Her disease is currently being controlled with medication and she is in remission.

She is optimistic that with different developments in treatments that people with incurable cancer can continue to live a good quality of life, which is something she is also passionate about highlighting.

She says: "The landscape has changed and it is not an immediate death sentence any more and you can hope for a good quality of life with treatments, so it's not all doom and gloom.

"I have a lot of friends who have outlived their prognosis and they made me realise that you can live with it and make the best of it and not let it control your life.

"I have lost my hair twice, but I don't let it stop me from living a normal family life.

"I have good friends and family who support me on days when I don't feel so good. People are living with cancer and there is hope.

"Even though mine is incurable, I'm still here living a normal life and I am a functioning member of society and I think we should be making cancer a long term chronic condition, but that can only happen if enough research is done."

Jo-Anne Dobson, who last night was trying to come to terms with the loss of her best friend from cancer, supported Melanie's call for more research and awareness.

Her friend Louise Peacock, from Waringstown, Co Down, died on Sunday after a 10 year battle with breast cancer. Louise passed away in the Northern Ireland Hospice in Newry on her husband Gavin's birthday. She leaves behind two young children Josh (17) and Amy (15).

Jo-Anne says: "I know it sounds cliched, but Louise really was the real deal.

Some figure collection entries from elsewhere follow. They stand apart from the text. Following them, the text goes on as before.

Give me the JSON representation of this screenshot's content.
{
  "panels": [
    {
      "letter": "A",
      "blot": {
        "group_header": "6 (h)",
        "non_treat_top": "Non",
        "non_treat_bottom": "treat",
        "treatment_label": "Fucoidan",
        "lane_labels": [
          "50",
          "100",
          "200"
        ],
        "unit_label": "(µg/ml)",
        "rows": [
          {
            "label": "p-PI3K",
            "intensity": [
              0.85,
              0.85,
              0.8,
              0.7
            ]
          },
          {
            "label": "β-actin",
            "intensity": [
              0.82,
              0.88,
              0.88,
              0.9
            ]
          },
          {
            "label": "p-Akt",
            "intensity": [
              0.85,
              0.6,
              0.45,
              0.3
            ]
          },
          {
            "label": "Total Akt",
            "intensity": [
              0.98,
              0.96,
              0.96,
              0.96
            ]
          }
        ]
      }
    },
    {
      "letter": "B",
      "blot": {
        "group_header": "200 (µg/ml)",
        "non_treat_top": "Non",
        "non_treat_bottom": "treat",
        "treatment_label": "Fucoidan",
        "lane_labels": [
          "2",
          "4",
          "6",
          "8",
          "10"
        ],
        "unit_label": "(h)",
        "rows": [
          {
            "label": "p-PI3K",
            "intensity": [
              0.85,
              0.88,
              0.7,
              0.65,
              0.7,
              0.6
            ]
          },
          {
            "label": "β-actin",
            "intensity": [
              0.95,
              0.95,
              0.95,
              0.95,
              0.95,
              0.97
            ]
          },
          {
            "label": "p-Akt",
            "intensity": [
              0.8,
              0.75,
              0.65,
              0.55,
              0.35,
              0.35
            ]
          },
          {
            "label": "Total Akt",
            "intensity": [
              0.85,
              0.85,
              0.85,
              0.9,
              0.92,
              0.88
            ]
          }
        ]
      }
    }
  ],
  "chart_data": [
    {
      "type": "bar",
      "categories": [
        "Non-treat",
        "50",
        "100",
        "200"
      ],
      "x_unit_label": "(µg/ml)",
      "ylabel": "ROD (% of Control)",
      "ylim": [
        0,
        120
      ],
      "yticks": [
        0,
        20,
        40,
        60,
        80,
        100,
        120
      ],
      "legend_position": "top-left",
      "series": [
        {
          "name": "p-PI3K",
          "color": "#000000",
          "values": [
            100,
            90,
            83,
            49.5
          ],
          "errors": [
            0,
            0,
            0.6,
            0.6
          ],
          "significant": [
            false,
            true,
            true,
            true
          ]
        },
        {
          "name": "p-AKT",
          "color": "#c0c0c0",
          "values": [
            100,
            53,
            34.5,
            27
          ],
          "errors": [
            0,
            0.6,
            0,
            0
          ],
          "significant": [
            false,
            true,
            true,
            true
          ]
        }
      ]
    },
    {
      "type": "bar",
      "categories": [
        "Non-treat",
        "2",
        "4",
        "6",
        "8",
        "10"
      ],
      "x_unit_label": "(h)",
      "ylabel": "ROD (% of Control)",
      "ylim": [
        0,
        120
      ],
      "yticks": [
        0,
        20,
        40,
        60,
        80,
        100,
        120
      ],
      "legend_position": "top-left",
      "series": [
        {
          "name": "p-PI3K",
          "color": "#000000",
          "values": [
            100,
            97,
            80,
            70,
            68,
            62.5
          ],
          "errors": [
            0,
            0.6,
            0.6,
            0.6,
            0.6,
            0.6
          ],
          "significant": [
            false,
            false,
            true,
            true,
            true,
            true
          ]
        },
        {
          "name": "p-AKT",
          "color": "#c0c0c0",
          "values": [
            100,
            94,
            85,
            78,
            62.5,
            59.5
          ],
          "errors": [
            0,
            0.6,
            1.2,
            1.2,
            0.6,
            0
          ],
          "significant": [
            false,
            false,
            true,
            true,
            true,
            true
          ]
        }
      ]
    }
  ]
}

She moved from Letterkenny to Waringstown seven years ago when my son Mark was in hospital having his kidney transplant, and she was such a great support to me that I always said she was sent to look after me.

"It wasn't just my life she touched, but so many others.

"Celebrities are so well-known and loved that their deaths always draw big headlines, but Melanie is right when she says that this is happening every day in our community and to people who should never be forgotten."

Jo-Anne said that Melanie was taken into the hospice last Wednesday, on the day that her Private Members' Bill on organ donation went before the Assembly's health committee.

In what she described as one of the worst weeks of her life, she said she found the strength to face the debate - which went against her - because of her friend.

"It was a hell of a week with the bill and Louise being admitted to the hospice that same morning that it was to go before the health committee.

"I honestly didn't know how I was going to even go to Stormont, but I thought of Louise and her strength and what she has come through and that gave me the strength to go, but it was very, very tough.

"Louise had such a fighting spirit and was such a stunning girl and she didn't let her illness hold her back.

"I do believe more research needs to be done and I will be doing whatever I can in memory of Louise.

"We are losing too many young women and it touches every family.

"I lost my granny, May Evans, at the age of 41 to breast cancer.

"I was just two, so I never got to know her and it is still happening today and we need to do more to stop it."